Essa "verdadeira revolução
copernicana" é analisada pelo
filósofo Gilles Lipovetsky e por
um especialista em cinema,
Jean Serroy, num livro muito
rico que nos faz medir o caminho incrível percorrido em alguns decênios ["L'Écran Global", A Tela Global, Seuil, 366
págs., 22, R$ 57].
Eles nos oferecem ao mesmo
tempo uma apaixonante história do cinema e um mergulho
muito instrutivo na "telosfera".
Mas os novos modos de vida
que descrevem de maneira
concreta e pertinente não ultrapassam de longe o "espírito
do cinema"? Entre os filmes de
ontem, em tecnicolor, e a eletrônica onipresente de hoje
não passamos totalmente para
uma outra coisa?
O ponto de partida é, portanto, uma tela muda, que faz sonhar. Ela se tornará o suporte
da era de ouro de Hollywood e
suas estrelas, até os anos 1950.
Em seguida passamos para
uma terceira fase, marcada pela nouvelle vague na França, o
"free cinema" na Inglaterra, e,
nos EUA, inovações radicais
que acompanham uma explosão dos tabus.
E já ingressamos numa quarta era, com um "hipercinema"

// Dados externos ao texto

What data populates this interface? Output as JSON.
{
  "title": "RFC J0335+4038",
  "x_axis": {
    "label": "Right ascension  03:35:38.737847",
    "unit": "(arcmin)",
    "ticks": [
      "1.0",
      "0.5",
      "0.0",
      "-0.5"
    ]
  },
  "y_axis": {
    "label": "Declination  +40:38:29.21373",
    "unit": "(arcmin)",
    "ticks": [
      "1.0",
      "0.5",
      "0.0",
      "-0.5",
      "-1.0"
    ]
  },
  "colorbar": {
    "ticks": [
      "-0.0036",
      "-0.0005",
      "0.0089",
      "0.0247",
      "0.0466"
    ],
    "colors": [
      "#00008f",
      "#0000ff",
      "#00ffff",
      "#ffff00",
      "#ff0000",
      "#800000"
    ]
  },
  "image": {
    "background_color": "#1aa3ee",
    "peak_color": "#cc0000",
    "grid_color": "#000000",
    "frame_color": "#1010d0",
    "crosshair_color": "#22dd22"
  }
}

marcado pela tecnologia digital
e a ambição crescente dos produtores: mais efeitos especiais,
mais ritmo, mais ambigüidade,
mais violência, mais sexo...
mais tudo. "O excesso já deixou
de ser realmente sentido como
excessivo", destacam.
Nesse meio-tempo, a televisão privatizou a tela. Com ela
se concretizou o mundo sem
fronteiras, a "aldeia global" de
McLuhan [1911-80]. Ao longo
dos anos, a torneira de imagens
não parou de crescer, e as exigências dos consumidores aumentaram conseqüentemente.
Reivindicam-se sempre mais e
mais emoções e sensações, sem
aceitar o tédio mais mínimo.
Mas a TV, hoje, não é mais
que uma tela entre outras:
computadores, assistentes pessoais, telefones, GPS... Utilitárias ou lúdicas, as telas nos
acompanham em todos os atos
da vida e mesmo antes do nascimento: a ecografia pré-natal.
Todos para todos
Vivemos, portanto, a era da
"tela global". Ela se converteu
num intermediário quase obrigatória de nossa relação com o
mundo e com os outros, observam Lipovetsky e Serroy.
É evidente que a lógica do espetáculo se leva adiante e até se
amplifica, mas ela não tem
mais o significado que lhe conferiu Guy Debord [1931-94]. A
comunicação em sentido único, o "um em direção a todos",
cede cada vez mais espaço à interatividade, a uma comunicação individualizada, ao "todos
em direção a todos".
É uma nova relação com a
realidade: o prazer de descobrir
de outra maneira o que acabamos de ver ou fazer. Mesmo as
violências cometidas por outros são filmadas: é preciso, de
certo modo, que o ato seja autenticado pela câmera.
Para que servem as telas planas penduradas em paredes,
como se fossem quadros, em locais de passagem pública? As
pessoas nem sequer olham para elas.
Ao fundo sonoro somou-se
um fundo visual. "A tela está ali,
como garantia da dimensão midiatizada da realidade."
Eles ressaltam todos os perigos da "telocracia": quando, por
exemplo, jovens internautas
passam noites inteiras diante
de um videogame, fazendo um
sósia deles viver num universo
virtual.
Sim, a tela pode ser uma droga pesada, mas nossos dois autores se negam a soar o alarme.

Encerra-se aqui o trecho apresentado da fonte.